Manusia snob, yang mudah sekali melupakan masa lalunya yang penuh derita. OKB, karena nasib baik perkawanan!

Baca Juga: Batu Sandungan Prabowo dan Gerindra

Ketika belum apa-apa, baru beberapa waktu menjabat menteri sudah bilang ke media: "Apa salahnya saya memberi konsesi kepada sahabat-sahabat saya". Ia dengan arogan merasa tidak bersalah ketika banyak pengusaha datang kepadanya. Ia anggap itu sebagai kawan yang berkunjung. Silahkan chek di podcat sejuta umat bermasalah-nya Deddy Corbuzier kalau gak percaya. Konon ini media untuk klarifikasi banyak manusia yang nyeleb, baik itu seleb entertaintment, politik, agama, apa pun....

Persoalannya terkait rencana pembukaan lagi ekspor benih benur, yang selama Susy menjabat diharamkan. Alih-alih menjaga jarak, ia justru mempamerkan kedekatannya dengan para pengusaha itu. Tentu, mereka ini bukanlah para pengusaha dalam arti petani sesungguhnya. Jangan lupa, petani itu juga harusnya dianggap sebagai pengusaha. Mereka ini adalah kelompok pemburu rente, para pengusaha yang sekedar duduk manis mencari selisih harga.

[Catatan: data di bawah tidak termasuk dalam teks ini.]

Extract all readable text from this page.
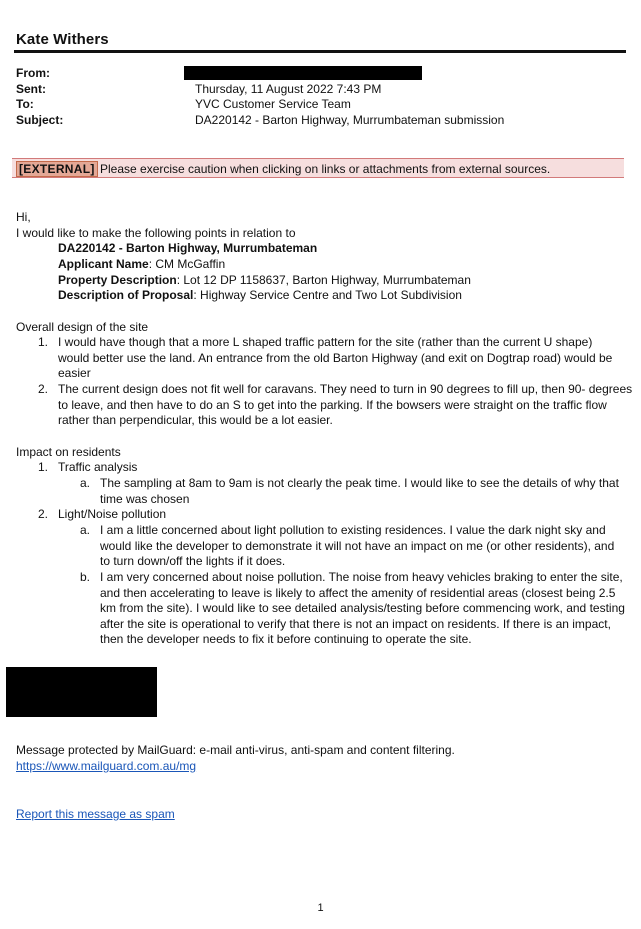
Kate Withers
From:
Sent:	Thursday, 11 August 2022 7:43 PM
To:	YVC Customer Service Team
Subject:	DA220142 - Barton Highway, Murrumbateman submission
[EXTERNAL] Please exercise caution when clicking on links or attachments from external sources.
Hi,
I would like to make the following points in relation to
DA220142 - Barton Highway, Murrumbateman
Applicant Name: CM McGaffin
Property Description: Lot 12 DP 1158637, Barton Highway, Murrumbateman
Description of Proposal: Highway Service Centre and Two Lot Subdivision
Overall design of the site
1. I would have though that a more L shaped traffic pattern for the site (rather than the current U shape)
would better use the land. An entrance from the old Barton Highway (and exit on Dogtrap road) would be
easier
2. The current design does not fit well for caravans. They need to turn in 90 degrees to fill up, then 90- degrees
to leave, and then have to do an S to get into the parking. If the bowsers were straight on the traffic flow
rather than perpendicular, this would be a lot easier.
Impact on residents
1. Traffic analysis
a. The sampling at 8am to 9am is not clearly the peak time. I would like to see the details of why that
time was chosen
2. Light/Noise pollution
a. I am a little concerned about light pollution to existing residences. I value the dark night sky and
would like the developer to demonstrate it will not have an impact on me (or other residents), and
to turn down/off the lights if it does.
b. I am very concerned about noise pollution. The noise from heavy vehicles braking to enter the site,
and then accelerating to leave is likely to affect the amenity of residential areas (closest being 2.5
km from the site). I would like to see detailed analysis/testing before commencing work, and testing
after the site is operational to verify that there is not an impact on residents. If there is an impact,
then the developer needs to fix it before continuing to operate the site.
Message protected by MailGuard: e-mail anti-virus, anti-spam and content filtering.
https://www.mailguard.com.au/mg
Report this message as spam
1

Persoalannya bukan di situ menurut saya, dalam konteks hari ini dia ditangkap. Kalau cuma yang berkarakter maling, setengah menteri Jokowi hari ini juga sama saja.

Dalam penangkapan dini hari pagi tadi, muncul sebuah sinyalemen buruk. Sangat buruk! Kenapa ada Novel Baswedan di sana? Kenapa musti hanya dia yang disebut oleh media. Kemana penyidik lainnya? Kenapa sedemikian buru-buru, kenapa musti harus sejak pintu pesawat dibuka langsung dikerakap? Takut kabur?

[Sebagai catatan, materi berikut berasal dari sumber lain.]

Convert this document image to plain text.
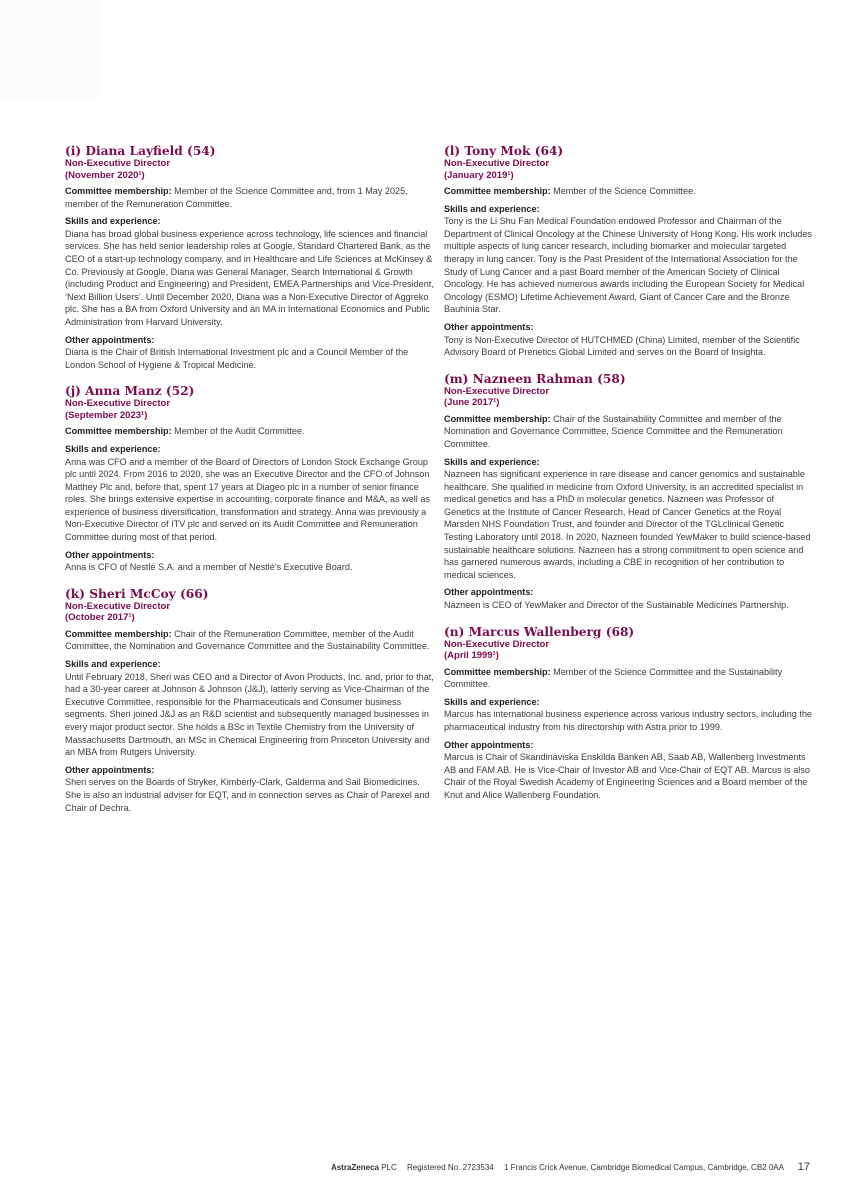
(i) Diana Layfield (54)

Non-Executive Director

(November 2020¹)

Committee membership: Member of the Science Committee and, from 1 May 2025, member of the Remuneration Committee.

Skills and experience:

Diana has broad global business experience across technology, life sciences and financial services. She has held senior leadership roles at Google, Standard Chartered Bank, as the CEO of a start-up technology company, and in Healthcare and Life Sciences at McKinsey & Co. Previously at Google, Diana was General Manager, Search International & Growth (including Product and Engineering) and President, EMEA Partnerships and Vice-President, ‘Next Billion Users’. Until December 2020, Diana was a Non-Executive Director of Aggreko plc. She has a BA from Oxford University and an MA in International Economics and Public Administration from Harvard University.

Other appointments:

Diana is the Chair of British International Investment plc and a Council Member of the London School of Hygiene & Tropical Medicine.

(j) Anna Manz (52)

Non-Executive Director

(September 2023¹)

Committee membership: Member of the Audit Committee.

Skills and experience:

Anna was CFO and a member of the Board of Directors of London Stock Exchange Group plc until 2024. From 2016 to 2020, she was an Executive Director and the CFO of Johnson Matthey Plc and, before that, spent 17 years at Diageo plc in a number of senior finance roles. She brings extensive expertise in accounting, corporate finance and M&A, as well as experience of business diversification, transformation and strategy. Anna was previously a Non-Executive Director of ITV plc and served on its Audit Committee and Remuneration Committee during most of that period.

Other appointments:

Anna is CFO of Nestlé S.A. and a member of Nestlé’s Executive Board.

(k) Sheri McCoy (66)

Non-Executive Director

(October 2017¹)

Committee membership: Chair of the Remuneration Committee, member of the Audit Committee, the Nomination and Governance Committee and the Sustainability Committee.

Skills and experience:

Until February 2018, Sheri was CEO and a Director of Avon Products, Inc. and, prior to that, had a 30-year career at Johnson & Johnson (J&J), latterly serving as Vice-Chairman of the Executive Committee, responsible for the Pharmaceuticals and Consumer business segments. Sheri joined J&J as an R&D scientist and subsequently managed businesses in every major product sector. She holds a BSc in Textile Chemistry from the University of Massachusetts Dartmouth, an MSc in Chemical Engineering from Princeton University and an MBA from Rutgers University.

Other appointments:

Sheri serves on the Boards of Stryker, Kimberly-Clark, Galderma and Sail Biomedicines. She is also an industrial adviser for EQT, and in connection serves as Chair of Parexel and Chair of Dechra.

(l) Tony Mok (64)

Non-Executive Director

(January 2019¹)

Committee membership: Member of the Science Committee.

Skills and experience:

Tony is the Li Shu Fan Medical Foundation endowed Professor and Chairman of the Department of Clinical Oncology at the Chinese University of Hong Kong. His work includes multiple aspects of lung cancer research, including biomarker and molecular targeted therapy in lung cancer. Tony is the Past President of the International Association for the Study of Lung Cancer and a past Board member of the American Society of Clinical Oncology. He has achieved numerous awards including the European Society for Medical Oncology (ESMO) Lifetime Achievement Award, Giant of Cancer Care and the Bronze Bauhinia Star.

Other appointments:

Tony is Non-Executive Director of HUTCHMED (China) Limited, member of the Scientific Advisory Board of Prenetics Global Limited and serves on the Board of Insighta.

(m) Nazneen Rahman (58)

Non-Executive Director

(June 2017¹)

Committee membership: Chair of the Sustainability Committee and member of the Nomination and Governance Committee, Science Committee and the Remuneration Committee.

Skills and experience:

Nazneen has significant experience in rare disease and cancer genomics and sustainable healthcare. She qualified in medicine from Oxford University, is an accredited specialist in medical genetics and has a PhD in molecular genetics. Nazneen was Professor of Genetics at the Institute of Cancer Research, Head of Cancer Genetics at the Royal Marsden NHS Foundation Trust, and founder and Director of the TGLclinical Genetic Testing Laboratory until 2018. In 2020, Nazneen founded YewMaker to build science-based sustainable healthcare solutions. Nazneen has a strong commitment to open science and has garnered numerous awards, including a CBE in recognition of her contribution to medical sciences.

Other appointments:

Nazneen is CEO of YewMaker and Director of the Sustainable Medicines Partnership.

(n) Marcus Wallenberg (68)

Non-Executive Director

(April 1999¹)

Committee membership: Member of the Science Committee and the Sustainability Committee.

Skills and experience:

Marcus has international business experience across various industry sectors, including the pharmaceutical industry from his directorship with Astra prior to 1999.

Other appointments:

Marcus is Chair of Skandinaviska Enskilda Banken AB, Saab AB, Wallenberg Investments AB and FAM AB. He is Vice-Chair of Investor AB and Vice-Chair of EQT AB. Marcus is also Chair of the Royal Swedish Academy of Engineering Sciences and a Board member of the Knut and Alice Wallenberg Foundation.

AstraZeneca PLC Registered No. 2723534 1 Francis Crick Avenue, Cambridge Biomedical Campus, Cambridge, CB2 0AA 17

Ini pertama kalinya, seorang tersangka sudah ditangkap sejak dari pintu pesawat dibuka. Kasar? Entahlah tidak ada ukuran atau kode etik untuk menangkap maling. Tapi tentu saja ini adalah show of force gaya baru.

Tapi lagi-lagi persoalannya bukan di situ!

Ini adalah sinyal dari kelompok "kadrun" yang komandannya adalah Pak Tua itu. Jangan pernah lagi menyebut Si Chaplin! Banyak yang marah, karena Charlie Chaplin adalah seorang mahadewa di dunia seni. Ia orang baik yang melegenda. Mosok, hanya karena sama berkumis nanggung, lalu di sebut demikian. Ayo dong, beri respect pada Sir Charlie Chaplin!

Kembali lagi ini adalah sinyal, atau katakanlah perlawanan balik dari kelompok JK. Bahwa nyaris semua lininya sedang kena sapu. HRS walau baru pulang, sudah dilenyapkan sementara. Di titik bisinisnya, ia tak mendapat pembelaan dari pemerintah. Ketika ia mendapat masalah dari QNB.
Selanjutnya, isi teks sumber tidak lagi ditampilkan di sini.